Witam.
Na początku chciałam Wam bardzo podziękować, gdyż ostatnio
miło mnie zaskoczyliście dużą liczbą komentarzy. Widzę, że
odwiedzają ten blog nowi czytelnicy, których serdecznie pozdrawiam.
Z
okazji zbliżających się Świąt Bożego Narodzenia życzę
wszystkim spokoju i udanego wypoczynku oraz wielu prezentów i przede
wszystkim śniegu. Z okazji Sylwestra życzę hucznej i szalonej
zabawy, a z okazji Nowego Roku, życzę, aby był on udany dla Was,
żebyście spełnili w ciągu tych 365 dni przynajmniej część
swoich celów i marzeń. I żebyście realizowali swoje postanowienia
noworoczne z uśmiechem na twarzy i radością. Rodzinie Glamberts
życzę, żeby nie zapomniała o swoim idolu i żeby ciągle na nowo
zakochiwała się w jego muzyce.
Dziś
niestety nie dostaniecie ode mnie nowego odcinka, ale prezent na
gwiazdkę być musi, więc publikuję dziś długo przechowywany w
szafie onepart. Merry Christmas!
Czy
to miłość?
Właśnie
kończyli się przebierać. Ostatni koncert z serii Glam Nation Tour
przed kilkoma minutami dobiegł końca. To był najsmutniejszy dzień
dla wszystkich członków zespołu. Dla wszystkich było wiadomo, że
kolejny etap w ich życiu się zakończył. Dla niektórych oznaczało
to nowe wyzwania, dla innych powrót do starego, mało emocjonującego
życia.
Jednym
z nich był Tommy. Spoglądał z tęsknotą i bólem na Adama, który
próbował sztucznym uśmiechem zasłonić wewnętrzny smutek.

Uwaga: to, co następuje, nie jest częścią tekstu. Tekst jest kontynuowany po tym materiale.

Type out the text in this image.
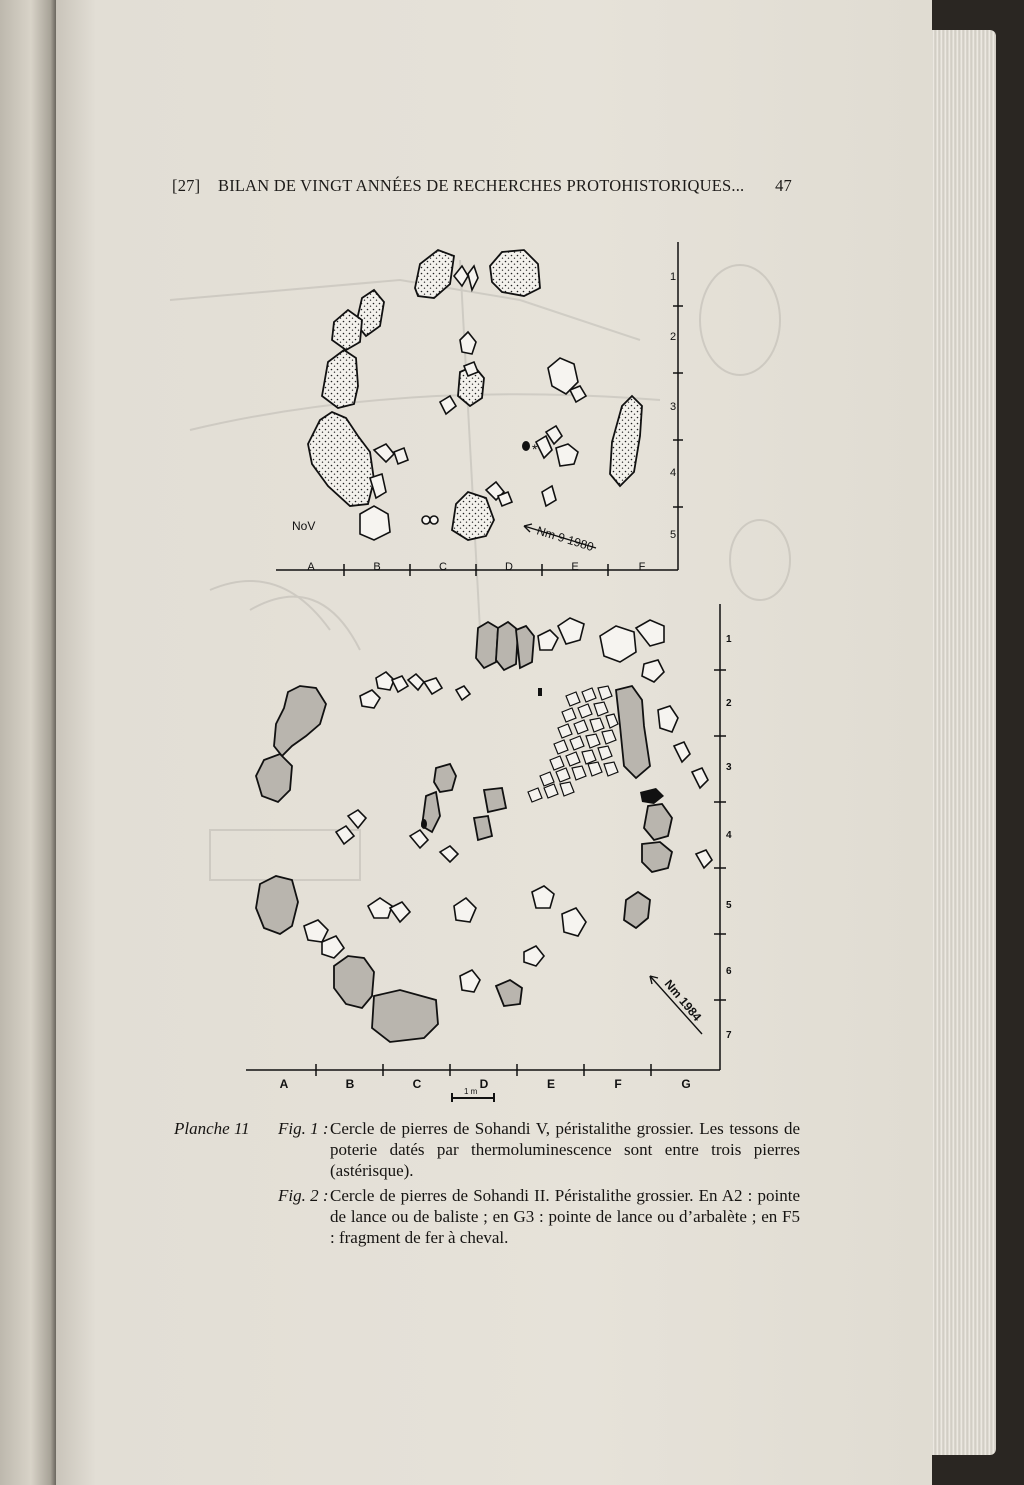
[27] BILAN DE VINGT ANNÉES DE RECHERCHES PROTOHISTORIQUES... 47
*
Nm 9 1980
NoV
A	B	C	D	E	F
1
2
3
4
5
1 m
Nm 1984
A	B	C	D	E	F	G
1
2
3
4
5
6
7
Planche 11 Fig. 1 : Cercle de pierres de Sohandi V, péristalithe grossier. Les tessons de poterie datés par thermoluminescence sont entre trois pierres (astérisque).
Fig. 2 : Cercle de pierres de Sohandi II. Péristalithe grossier. En A2 : pointe de lance ou de baliste ; en G3 : pointe de lance ou d’arbalète ; en F5 : fragment de fer à cheval.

Tancerze zaczęli opuszczać salę. Po chwili zniknęli też Monte,
Isaac i Camilla. Zostali tylko oni: Adam – ścierający z siebie
brokatowe pozostałości po scenicznym makijażu – i Tommy, który
usiadł ostrożnie w skórzanym fotelu. Zaczął wpatrywać się ze
smutkiem w plecy Adama przykryte ciemną tkaniną koszuli.
-
To już koniec... - Rzekł cicho i podparł się łokciami o kolana.
Adam
odwrócił się zdziwiony. Skończył już zmywać makijaż,
pozostało mu tylko spakowanie rzeczy do torby. Myślał, że został
w garderobie sam. Tommy był tak cicho, że nie dał mu poznać, że
także jest w pokoju.
-
Myślałem, że wyszedłeś. Długo mnie obserwujesz? - Podparł się
pod boki z niedowierzaniem.
-
Kilka minut. Nigdy nie będzie już takiej trasy jak ta, czuję to. -
Szepnął, wpatrując się w niewidzialny punkt poniżej kolan Adama.
Brunet kucnął przy nim i zmusił do popatrzenia na siebie,
odwracając jego podbródek w swoją stronę. Zrobił to delikatnie,
lecz blondyn wyczuł drżenie palców.
-
Będzie jeszcze wiele tras, znacznie bardziej ekscytujących niż ta.
Będziesz miał wiele okazji na pracę z gwiazdami, które błyszczą
o wiele jaśniej niż ten brokat. - Powiedział cicho, lekko się
uśmiechając. Wstał, zamierzając powrócić do swoich czynności.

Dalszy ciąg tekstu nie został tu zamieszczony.